Overall the story is a good one though, based in facts but Mantel has of course taken some liberties with the characters and she's done a fairly good job there. The little quirks she's given these historical figures may be somewhat founded in actual sources, but either way they feel believable and justifiable in the context. Apparently she aimed to set the reader directly into the event of things, to make you feel like you're there. I do feel like she has succeeded in this but some of the comprehensibility has been lost instead. She's removed too much exposition, and I'm usually the last person to want more exposition. Commendable effort but still, watch the series rather than suffer through the book is my recommendation.
I also just finished Castlevania: Symphony of the Night and that on the other hand was just as good as I've been told it to be. It had a few very minor issues, so small they barely even deserve to be called issues to be honest. For instance the way to use items is a bit round-about and I missed the slide move that is in some later Castlevania instalments. But overall it's the masterpiece it's being hailed as, especially considering it was pretty ground-breaking when it was released. There isn't much to dislike actually, except maybe the dialogue in general and the voice acting in particular. The artstyle is great, the music is absolutely phenomenal and the gameplay is great fun. If you haven't played it for whatever reason you really should. It's just too bad it's so expensive to get hold of nowadays.
One of the VGM podcasts I listen to mentioned Suikoden 1 & 2 and I realized I've only ever played Suikoden 5 which I've tried to get into several times without succeeding. I can't even put my finger on what it is that makes me lose interest only a few hours into the game, but it has a slow start (although not as torturously slow as Star Ocean 3), boring characters, story, gameplay... well yeah it doesn't really have much going for it. I've only gotten 1,5 hour into Suikoden at the moment but so far so good. I already like the characters better, the story seems pretty standard so far and the gameplay is promising. I definitely prefer the Playstation sprite work over the ps2 polygons, there is just something about the ps2 era RPG polygon artwork that really turns me off playing those games. Star Ocean 3 as already mentioned is another game where the aesthetics really don't appeal to me, Breath of Fire Dragon Quarters had this issue too somewhat. Final Fantasy X just barely gets away with it, but it has so many other issues... well I digress.
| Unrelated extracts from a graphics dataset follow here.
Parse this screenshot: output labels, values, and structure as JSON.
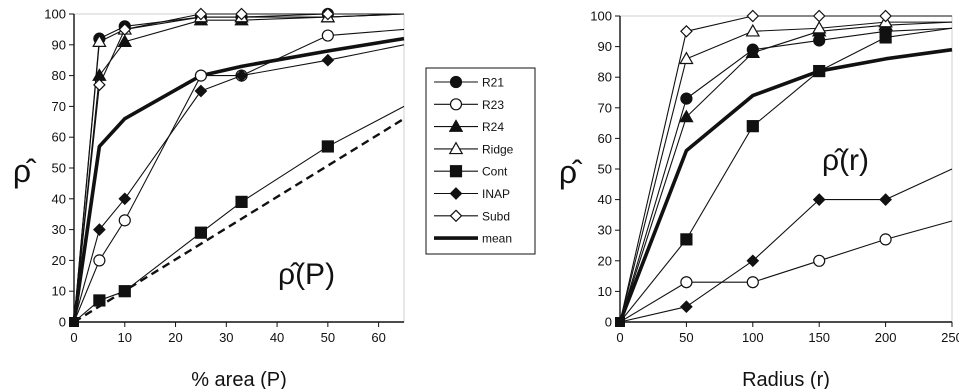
{
  "chart_data": [
    {
      "type": "line",
      "xlabel": "% area (P)",
      "ylabel": "ρ̂",
      "annotation": "ρ̂(P)",
      "xlim": [
        0,
        65
      ],
      "ylim": [
        0,
        100
      ],
      "xticks": [
        0,
        10,
        20,
        30,
        40,
        50,
        60
      ],
      "yticks": [
        0,
        10,
        20,
        30,
        40,
        50,
        60,
        70,
        80,
        90,
        100
      ],
      "grid": false,
      "series": [
        {
          "name": "R21",
          "marker": "circle-filled",
          "x": [
            0,
            5,
            10,
            25,
            33,
            50,
            65
          ],
          "y": [
            0,
            92,
            96,
            99,
            99,
            100,
            100
          ]
        },
        {
          "name": "R23",
          "marker": "circle-open",
          "x": [
            0,
            5,
            10,
            25,
            33,
            50,
            65
          ],
          "y": [
            0,
            20,
            33,
            80,
            80,
            93,
            95
          ]
        },
        {
          "name": "R24",
          "marker": "triangle-filled",
          "x": [
            0,
            5,
            10,
            25,
            33,
            50,
            65
          ],
          "y": [
            0,
            80,
            91,
            98,
            98,
            99,
            100
          ]
        },
        {
          "name": "Ridge",
          "marker": "triangle-open",
          "x": [
            0,
            5,
            10,
            25,
            33,
            50,
            65
          ],
          "y": [
            0,
            91,
            95,
            99,
            99,
            99,
            100
          ]
        },
        {
          "name": "Cont",
          "marker": "square-filled",
          "x": [
            0,
            5,
            10,
            25,
            33,
            50,
            65
          ],
          "y": [
            0,
            7,
            10,
            29,
            39,
            57,
            70
          ]
        },
        {
          "name": "INAP",
          "marker": "diamond-filled",
          "x": [
            0,
            5,
            10,
            25,
            33,
            50,
            65
          ],
          "y": [
            0,
            30,
            40,
            75,
            80,
            85,
            90
          ]
        },
        {
          "name": "Subd",
          "marker": "diamond-open",
          "x": [
            0,
            5,
            10,
            25,
            33,
            50,
            65
          ],
          "y": [
            0,
            77,
            95,
            100,
            100,
            100,
            100
          ]
        },
        {
          "name": "mean",
          "marker": "none",
          "bold": true,
          "x": [
            0,
            5,
            10,
            25,
            33,
            50,
            65
          ],
          "y": [
            0,
            57,
            66,
            80,
            83,
            88,
            92
          ]
        }
      ],
      "reference_line": {
        "style": "dashed",
        "x": [
          0,
          65
        ],
        "y": [
          0,
          66
        ]
      }
    },
    {
      "type": "line",
      "xlabel": "Radius (r)",
      "ylabel": "ρ̂",
      "annotation": "ρ̂(r)",
      "xlim": [
        0,
        250
      ],
      "ylim": [
        0,
        100
      ],
      "xticks": [
        0,
        50,
        100,
        150,
        200,
        250
      ],
      "yticks": [
        0,
        10,
        20,
        30,
        40,
        50,
        60,
        70,
        80,
        90,
        100
      ],
      "grid": false,
      "series": [
        {
          "name": "R21",
          "marker": "circle-filled",
          "x": [
            0,
            50,
            100,
            150,
            200,
            250
          ],
          "y": [
            0,
            73,
            89,
            92,
            95,
            96
          ]
        },
        {
          "name": "R23",
          "marker": "circle-open",
          "x": [
            0,
            50,
            100,
            150,
            200,
            250
          ],
          "y": [
            0,
            13,
            13,
            20,
            27,
            33
          ]
        },
        {
          "name": "R24",
          "marker": "triangle-filled",
          "x": [
            0,
            50,
            100,
            150,
            200,
            250
          ],
          "y": [
            0,
            67,
            88,
            95,
            97,
            98
          ]
        },
        {
          "name": "Ridge",
          "marker": "triangle-open",
          "x": [
            0,
            50,
            100,
            150,
            200,
            250
          ],
          "y": [
            0,
            86,
            95,
            96,
            98,
            98
          ]
        },
        {
          "name": "Cont",
          "marker": "square-filled",
          "x": [
            0,
            50,
            100,
            150,
            200,
            250
          ],
          "y": [
            0,
            27,
            64,
            82,
            93,
            96
          ]
        },
        {
          "name": "INAP",
          "marker": "diamond-filled",
          "x": [
            0,
            50,
            100,
            150,
            200,
            250
          ],
          "y": [
            0,
            5,
            20,
            40,
            40,
            50
          ]
        },
        {
          "name": "Subd",
          "marker": "diamond-open",
          "x": [
            0,
            50,
            100,
            150,
            200,
            250
          ],
          "y": [
            0,
            95,
            100,
            100,
            100,
            100
          ]
        },
        {
          "name": "mean",
          "marker": "none",
          "bold": true,
          "x": [
            0,
            50,
            100,
            150,
            200,
            250
          ],
          "y": [
            0,
            56,
            74,
            82,
            86,
            89
          ]
        }
      ]
    }
  ],
  "legend": {
    "placement": "center",
    "entries": [
      "R21",
      "R23",
      "R24",
      "Ridge",
      "Cont",
      "INAP",
      "Subd",
      "mean"
    ]
  }
}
I intend to check out at least Suikoden 1 & 2, and if they are fun I'll see if I'll move furher down the list until I hit 5 at which point I might give it another chance. Who knows, maybe having played the other games will make the fifth one more enjoyable?
I've also hit a metaphorical brick wall in Shin Megami Tensei: Devil Survivor. I've come across a boss event that is silly difficult, especially compared to the challenge so far, and I was certain it was the final event. I thought it would make the game a bit short so I decided to see if I was right. I was not, of course. Turns out this event is just barely half way. There is still loads of game left to play and I want to get there! But ramming my head against this boss, which has to be killed in a very specific way, is wearing a lot on my patience. What'll happen though is that I'll stop playing it for a while, get back to it, one-shot the boss and wonder what I made such a fuss about. I've also got SMT: Devil Survivor 2 and SMT: Digital Devil Saga 1 & 2 to play after that but that feels like far off in the distance now.